Tüm diğer özel günler gibi sadece bir gün içinde tüm sevgi ve saygıyı alan öğretmenler ne önceki gün ne de sonraki gün aynı hoşgörü içerisinde mesleklerini yapamıyor. Oysaki kutsallık bir güne sığdırılabilecek veya sadece özel günlerde hatırlanacak bir şey değildir. Bu haliyle kutsallık, tüm eşit olmayan çalışma koşullarını ve günlük yaşamdaki eşitsizliği göz ardı ediyor. Bizlere sorgulamayı ve hayata başka bakmayı öğretmeye çalışan öğretmenler, yine aynı kişiler tarafından belirli sınırlar içerisinde temsil edilmeye başlanıyor.
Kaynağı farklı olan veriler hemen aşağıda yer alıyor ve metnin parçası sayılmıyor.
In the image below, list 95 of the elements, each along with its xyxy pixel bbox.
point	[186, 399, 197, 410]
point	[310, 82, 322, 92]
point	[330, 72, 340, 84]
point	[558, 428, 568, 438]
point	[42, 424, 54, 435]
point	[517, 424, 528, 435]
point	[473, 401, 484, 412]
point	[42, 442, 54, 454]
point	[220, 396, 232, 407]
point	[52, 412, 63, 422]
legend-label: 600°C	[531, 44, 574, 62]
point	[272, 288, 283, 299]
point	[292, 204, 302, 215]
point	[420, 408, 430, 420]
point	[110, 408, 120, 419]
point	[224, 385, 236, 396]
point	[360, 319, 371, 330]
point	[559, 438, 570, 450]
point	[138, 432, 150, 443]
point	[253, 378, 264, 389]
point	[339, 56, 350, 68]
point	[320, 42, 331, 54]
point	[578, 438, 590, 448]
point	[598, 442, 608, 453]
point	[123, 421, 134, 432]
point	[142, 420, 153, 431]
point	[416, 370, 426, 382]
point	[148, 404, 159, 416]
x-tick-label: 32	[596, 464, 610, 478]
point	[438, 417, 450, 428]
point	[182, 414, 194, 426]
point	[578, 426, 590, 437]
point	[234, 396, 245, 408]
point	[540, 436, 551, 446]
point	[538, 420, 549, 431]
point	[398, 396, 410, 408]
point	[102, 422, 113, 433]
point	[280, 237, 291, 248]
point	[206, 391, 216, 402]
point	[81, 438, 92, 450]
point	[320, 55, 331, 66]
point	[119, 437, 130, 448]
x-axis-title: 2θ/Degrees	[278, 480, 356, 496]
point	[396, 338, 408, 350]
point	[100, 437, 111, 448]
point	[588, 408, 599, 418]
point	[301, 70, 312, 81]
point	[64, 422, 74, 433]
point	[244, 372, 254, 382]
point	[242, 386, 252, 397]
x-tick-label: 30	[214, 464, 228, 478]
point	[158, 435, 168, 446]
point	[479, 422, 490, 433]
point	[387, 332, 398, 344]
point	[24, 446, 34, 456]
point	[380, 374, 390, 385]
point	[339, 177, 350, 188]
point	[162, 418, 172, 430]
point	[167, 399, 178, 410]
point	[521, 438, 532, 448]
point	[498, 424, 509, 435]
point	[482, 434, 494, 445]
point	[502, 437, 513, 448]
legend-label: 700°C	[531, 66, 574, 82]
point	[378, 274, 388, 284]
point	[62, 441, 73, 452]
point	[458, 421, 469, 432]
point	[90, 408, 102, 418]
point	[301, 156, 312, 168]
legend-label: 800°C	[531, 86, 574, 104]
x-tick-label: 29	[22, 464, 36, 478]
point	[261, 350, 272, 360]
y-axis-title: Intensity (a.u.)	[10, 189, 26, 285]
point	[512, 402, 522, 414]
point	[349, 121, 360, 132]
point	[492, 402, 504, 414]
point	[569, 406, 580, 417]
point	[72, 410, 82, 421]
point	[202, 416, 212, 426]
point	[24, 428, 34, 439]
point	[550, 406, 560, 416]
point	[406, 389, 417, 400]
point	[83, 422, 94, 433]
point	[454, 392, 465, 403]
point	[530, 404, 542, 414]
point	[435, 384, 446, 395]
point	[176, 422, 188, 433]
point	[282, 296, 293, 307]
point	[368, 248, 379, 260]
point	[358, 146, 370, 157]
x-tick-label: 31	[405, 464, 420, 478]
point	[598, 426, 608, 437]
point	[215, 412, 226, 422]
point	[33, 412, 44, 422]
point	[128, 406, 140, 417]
Bu bize ne söylüyor, bunun üzerinde düşünmek gerekiyor.

Hala daha değerleri ile bugünümüze ışık tutan Başöğretmen Atatürk olmak üzere, mesleğine kendini adayan ve yılmadan zorluklarla mücadele etmeye devam eden tüm öğretmenlerin günü kutlu olsun. Tüm siyasi çıkarların dışında, eşit koşullarda mesleklerini yapabilecekleri günler dilerim. İyi ki varsınız, varlığınızla yolumuzu aydınlatmaya devam edebilme gücünüzün her zaman yanındayız.